A área em disputa está localizada entre os municípios de Novo Mundo e Alta Floresta e abriga unidades de conservação conhecidas como Cristalino e Cristalino II, consideradas uma das regiões mais preservadas da Amazônia - “Paraíso Intocável”.
Durante sessão realizada em 24 de fevereiro, o relator do caso, desembargador Jones Gattass Dias, determinou que os proprietários da área e o Estado se manifestem no prazo de cinco dias sobre as alegações de possível fraude.
O processo trata de uma ação de desapropriação indireta movida por Luiz Mangieri e Marilene Carlos Potenza Mangieri, que afirmam ser proprietários da área rural denominada “Gleba Cristalino (Divisa)”, com 13.068 hectares.

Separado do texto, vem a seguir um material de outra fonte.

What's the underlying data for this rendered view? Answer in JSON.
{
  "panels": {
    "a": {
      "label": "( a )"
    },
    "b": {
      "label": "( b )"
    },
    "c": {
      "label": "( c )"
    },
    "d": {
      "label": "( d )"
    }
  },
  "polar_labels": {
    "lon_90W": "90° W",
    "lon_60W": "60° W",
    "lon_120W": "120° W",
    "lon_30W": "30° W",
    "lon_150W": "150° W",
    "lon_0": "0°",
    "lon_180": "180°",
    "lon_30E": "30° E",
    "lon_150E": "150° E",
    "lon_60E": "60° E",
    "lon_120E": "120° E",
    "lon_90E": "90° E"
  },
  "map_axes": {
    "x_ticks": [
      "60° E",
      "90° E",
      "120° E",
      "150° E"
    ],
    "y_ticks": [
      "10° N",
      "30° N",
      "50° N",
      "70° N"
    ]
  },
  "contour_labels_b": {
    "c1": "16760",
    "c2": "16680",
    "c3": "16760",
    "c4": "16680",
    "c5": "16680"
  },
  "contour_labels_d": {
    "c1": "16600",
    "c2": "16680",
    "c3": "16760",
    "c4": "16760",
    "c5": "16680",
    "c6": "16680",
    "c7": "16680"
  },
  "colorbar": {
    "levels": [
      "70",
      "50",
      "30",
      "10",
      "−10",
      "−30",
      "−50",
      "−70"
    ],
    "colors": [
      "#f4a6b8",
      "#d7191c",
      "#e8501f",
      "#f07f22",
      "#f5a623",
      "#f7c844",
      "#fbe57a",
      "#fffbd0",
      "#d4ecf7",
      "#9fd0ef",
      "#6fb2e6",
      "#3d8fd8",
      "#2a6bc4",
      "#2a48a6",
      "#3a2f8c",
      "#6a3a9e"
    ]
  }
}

Na sentença de primeira instância, a Justiça condenou o Estado de Mato Grosso a pagar R$ 214,5 milhões de indenização pela ocupação da área, entendendo que atos administrativos praticados desde a década de 1990 teriam inviabilizado o uso da propriedade pelos donos.
Inicialmente, a ação tramitou na Justiça Federal, mas o Tribunal Regional Federal da 1ª Região (TRF-1) decidiu que a competência seria da Justiça Estadual após excluir a União e o Instituto Nacional de Colonização e Reforma Agrária do processo.
Defesa rebate acusações
A defesa dos proprietários criticou a manifestação do promotor e afirmou que o Ministério Público já havia se posicionado anteriormente pela ausência de interesse para atuar no processo.

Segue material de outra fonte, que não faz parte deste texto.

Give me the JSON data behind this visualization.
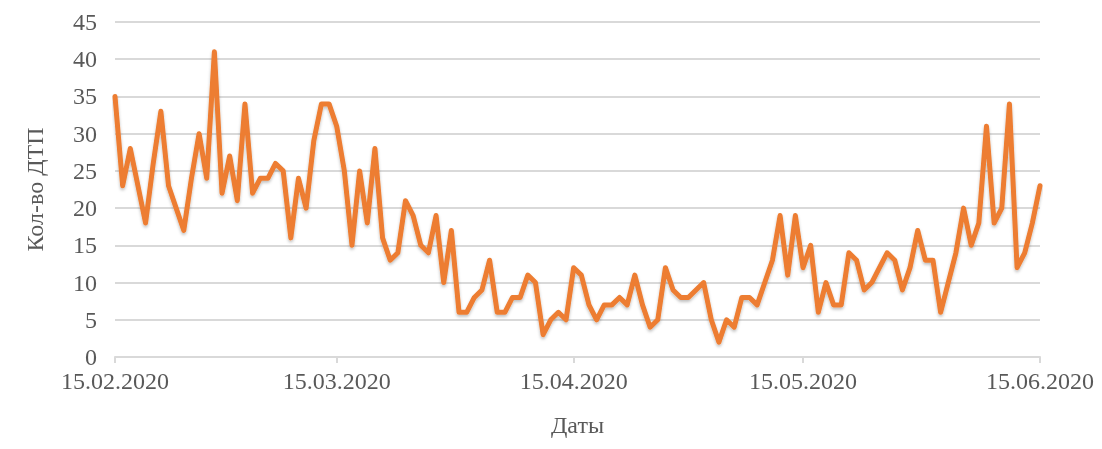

Os advogados também sustentaram que os proprietários adquiriram a área de boa-fé em 1976, com base em registro decorrente de decisão judicial de 1975, já transitada em julgado.
Segundo a defesa, não há qualquer prova de fraude no título de propriedade apresentado no processo e as acusações seriam infundadas. Os advogados também afirmaram que o Estado tenta evitar o pagamento da indenização pela área ocupada há mais de duas décadas.